Thursday, May 31, 2012

Crime scene confusion
Jack Ewatski
It was just a really bad week for Jack. Ewatski, that is. The former Winnipeg police commissioner found out Trini-style that nothing makes noise like competing suppliers, competing politicians and the glancing chance of bobol. And while the country debated the technical details of Jack's aircraft, his conduct is proof of bureaucratic fragmentation in the fight against the crime and social decay generated by the last 20 years of PNM and UNC politics.

Once the PM and National Security Minister believed themselves to be a safe distance from Jack's aircraft, both lapped up Donna Cox's revelations on Jack's embryonic flying squad. But then Cox went one step further and used Jack's bad idea to justify an even worse one: the PNM blimp. And just like every other time in the past 20 years of PNM versus UNC politics, Cox ignored the fact that the country finds itself dealing with insurmountable crime and social decay made worse by the PNM's failure to deal with the root causes between 2002 and 2010 and before that.
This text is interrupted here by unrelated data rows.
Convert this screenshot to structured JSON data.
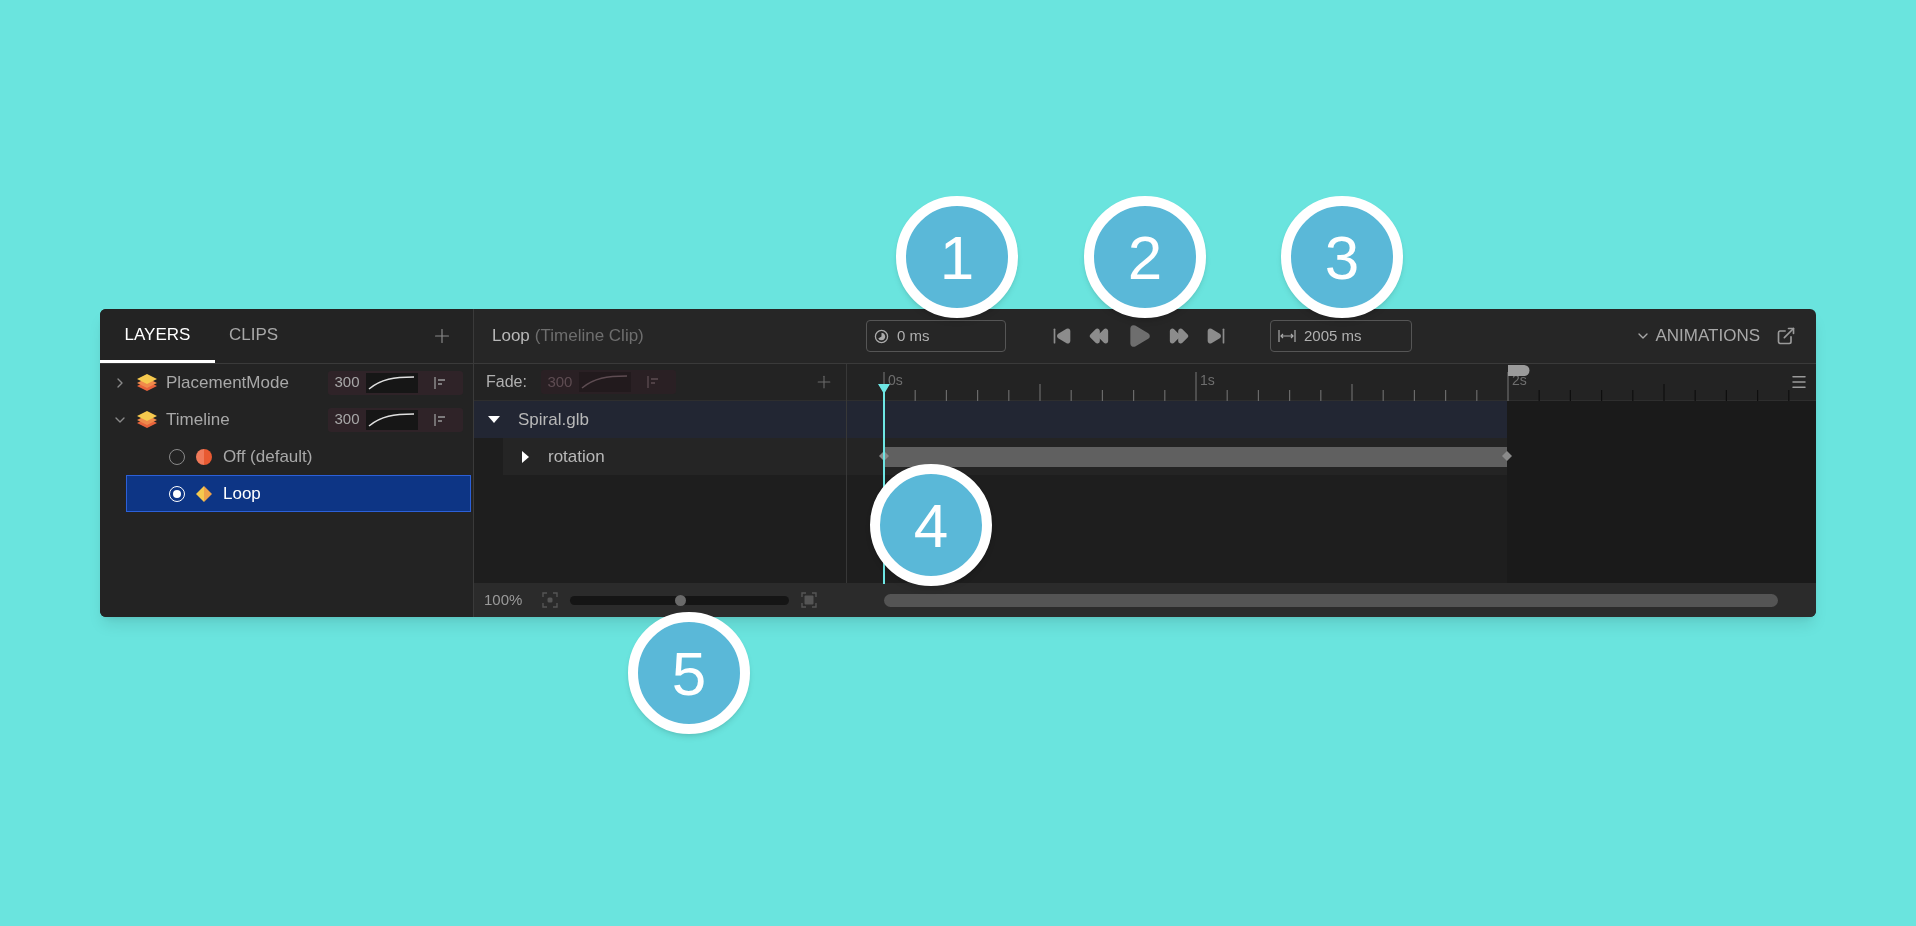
{
  "left_panel": {
    "tabs": [
      {
        "label": "LAYERS",
        "selected": true
      },
      {
        "label": "CLIPS",
        "selected": false
      }
    ],
    "layers": [
      {
        "name": "PlacementMode",
        "expanded": false,
        "fade": {
          "value": "300",
          "disabled": false
        }
      },
      {
        "name": "Timeline",
        "expanded": true,
        "fade": {
          "value": "300",
          "disabled": false
        },
        "children": [
          {
            "name": "Off (default)",
            "kind": "off",
            "selected": false
          },
          {
            "name": "Loop",
            "kind": "loop",
            "selected": true
          }
        ]
      }
    ]
  },
  "clip_header": {
    "title": "Loop",
    "subtitle": "(Timeline Clip)",
    "time": "0 ms",
    "duration": "2005 ms",
    "animations": "ANIMATIONS"
  },
  "fade": {
    "label": "Fade:",
    "value": "300",
    "disabled": true
  },
  "ruler": {
    "labels": [
      "0s",
      "1s",
      "2s"
    ]
  },
  "tracks": [
    {
      "name": "Spiral.glb",
      "expanded": true,
      "children": [
        {
          "name": "rotation",
          "expanded": false
        }
      ]
    }
  ],
  "zoom": {
    "reading": "100%",
    "level": 0.5
  },
  "callouts": [
    "1",
    "2",
    "3",
    "4",
    "5"
  ]
}
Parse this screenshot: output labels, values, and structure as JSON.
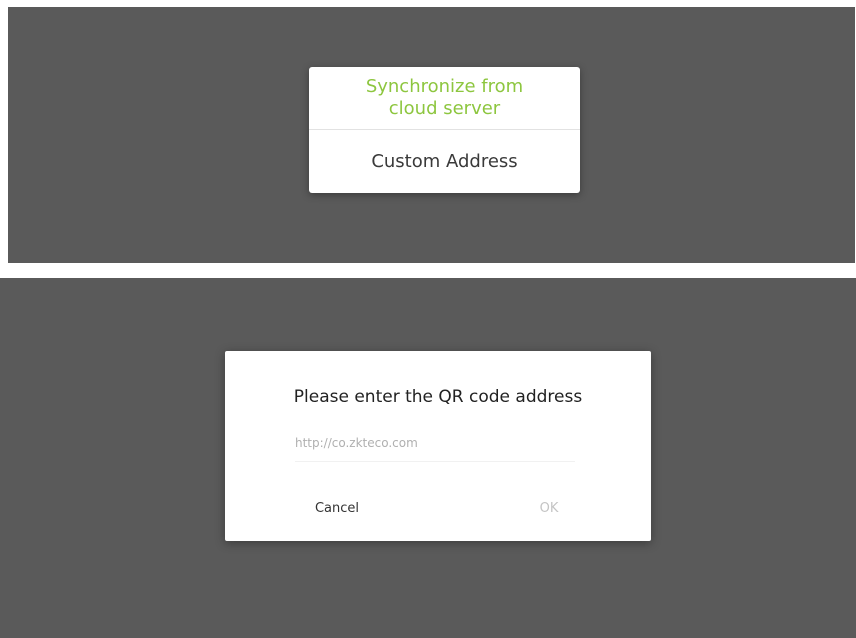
{
  "sync_menu": {
    "options": [
      {
        "label": "Synchronize from\ncloud server",
        "color": "#8dc63f"
      },
      {
        "label": "Custom Address",
        "color": "#3a3a3a"
      }
    ]
  },
  "qr_dialog": {
    "title": "Please enter the QR code address",
    "address_value": "http://co.zkteco.com",
    "cancel_label": "Cancel",
    "ok_label": "OK"
  },
  "colors": {
    "backdrop": "#5a5a5a",
    "accent": "#8dc63f"
  }
}
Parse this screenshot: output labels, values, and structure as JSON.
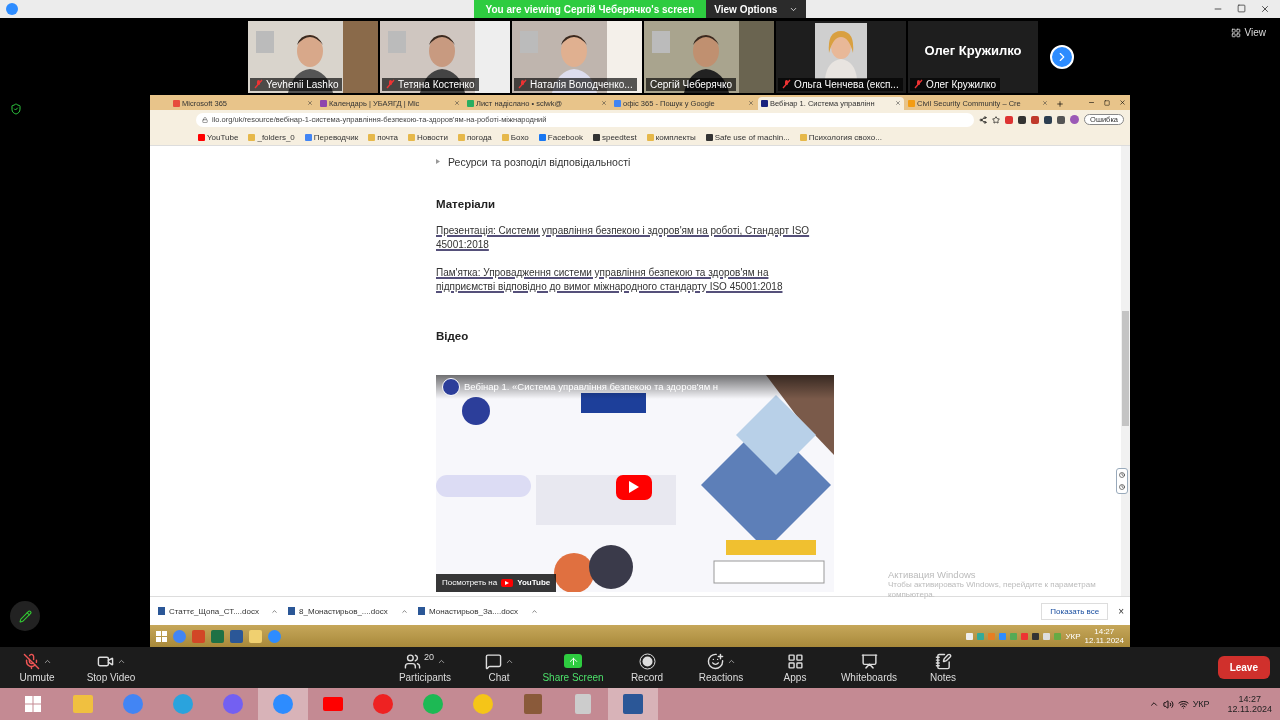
{
  "zoom_top": {
    "banner": "You are viewing Сергій Чеберячко's screen",
    "view_options": "View Options"
  },
  "view_button": "View",
  "gallery": [
    {
      "kind": "video",
      "name": "Yevhenii Lashko",
      "muted": true
    },
    {
      "kind": "video",
      "name": "Тетяна Костенко",
      "muted": true
    },
    {
      "kind": "video",
      "name": "Наталія Володченко...",
      "muted": true
    },
    {
      "kind": "video",
      "name": "Сергій Чеберячко",
      "muted": false
    },
    {
      "name": "Ольга Ченчева (експ...",
      "muted": true
    },
    {
      "kind": "name_only",
      "display_name": "Олег Кружилко",
      "name": "Олег Кружилко",
      "muted": true
    }
  ],
  "browser": {
    "tabs": [
      {
        "title": "Microsoft 365",
        "selected": false
      },
      {
        "title": "Календарь | УБАЯГД | Mic",
        "selected": false
      },
      {
        "title": "Лист надіслано • sclwk@",
        "selected": false
      },
      {
        "title": "офіс 365 - Пошук у Google",
        "selected": false
      },
      {
        "title": "Вебінар 1. Система управлінн",
        "selected": true
      },
      {
        "title": "Civil Security Community – Cre",
        "selected": false
      }
    ],
    "url": "ilo.org/uk/resource/вебінар-1-система-управління-безпекою-та-здоров'ям-на-роботі-міжнародний",
    "profile_button": "Ошибка",
    "bookmarks": [
      "YouTube",
      "_folders_0",
      "Переводчик",
      "почта",
      "Новости",
      "погода",
      "Бохо",
      "Facebook",
      "speedtest",
      "комплекты",
      "Safe use of machin...",
      "Психология свохо..."
    ]
  },
  "page": {
    "list_item": "Ресурси та розподіл відповідальності",
    "materials_heading": "Матеріали",
    "links": [
      "Презентація: Системи управління безпекою і здоров'ям на роботі, Стандарт ISO 45001:2018",
      "Пам'ятка: Упровадження системи управління безпекою та здоров'ям на підприємстві відповідно до вимог міжнародного стандарту ISO 45001:2018"
    ],
    "video_heading": "Відео",
    "video": {
      "kind": "picture",
      "title": "Вебінар 1. «Система управління безпекою та здоров'ям н",
      "watch_label": "Посмотреть на",
      "watch_brand": "YouTube"
    }
  },
  "activation": {
    "title": "Активация Windows",
    "text": "Чтобы активировать Windows, перейдите к параметрам компьютера."
  },
  "downloads": {
    "files": [
      "Статтє_Щопа_СТ....docx",
      "8_Монастирьов_....docx",
      "Монастирьов_За....docx"
    ],
    "show_all": "Показать все",
    "close": "×"
  },
  "inner_taskbar": {
    "language": "УКР",
    "time": "14:27",
    "date": "12.11.2024"
  },
  "toolbar_left": [
    {
      "kind": "mic_off",
      "label": "Unmute",
      "caret": true
    },
    {
      "kind": "video",
      "label": "Stop Video",
      "caret": true
    }
  ],
  "toolbar_center": [
    {
      "kind": "participants",
      "label": "Participants",
      "count": "20",
      "caret": true
    },
    {
      "kind": "chat",
      "label": "Chat",
      "caret": true
    },
    {
      "kind": "share",
      "label": "Share Screen",
      "caret": false
    },
    {
      "kind": "record",
      "label": "Record",
      "caret": false
    },
    {
      "kind": "reactions",
      "label": "Reactions",
      "caret": true
    },
    {
      "kind": "apps",
      "label": "Apps",
      "caret": false
    },
    {
      "kind": "whiteboards",
      "label": "Whiteboards",
      "caret": false
    },
    {
      "kind": "notes",
      "label": "Notes",
      "caret": false
    }
  ],
  "leave": "Leave",
  "taskbar": {
    "language": "УКР",
    "time": "14:27",
    "date": "12.11.2024"
  }
}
Of course heightened crime and corruption were reasons the PNM was booted out in 2010, and the People's Partnership put in. But the replacement of the PNM by the People's Partnership does not reduce the complicity of the PNM in the crisis either created or perpetuated during the party's periods in Government. Even as Cox and other PNM MPs and supporters go about their jobs of criticising the People's Partnership Government, they could also drop the sanctimonious attitude which got the country into the deep end in the first place. If the People's Partnership failure to do any better than the PNM upsets the country, then the PNM's refusal to acknowledge its horrible performance on crime is aggravating. And this is why Ewatski's flying squad revelation has led us to see the greatest danger to the country on this crime issue.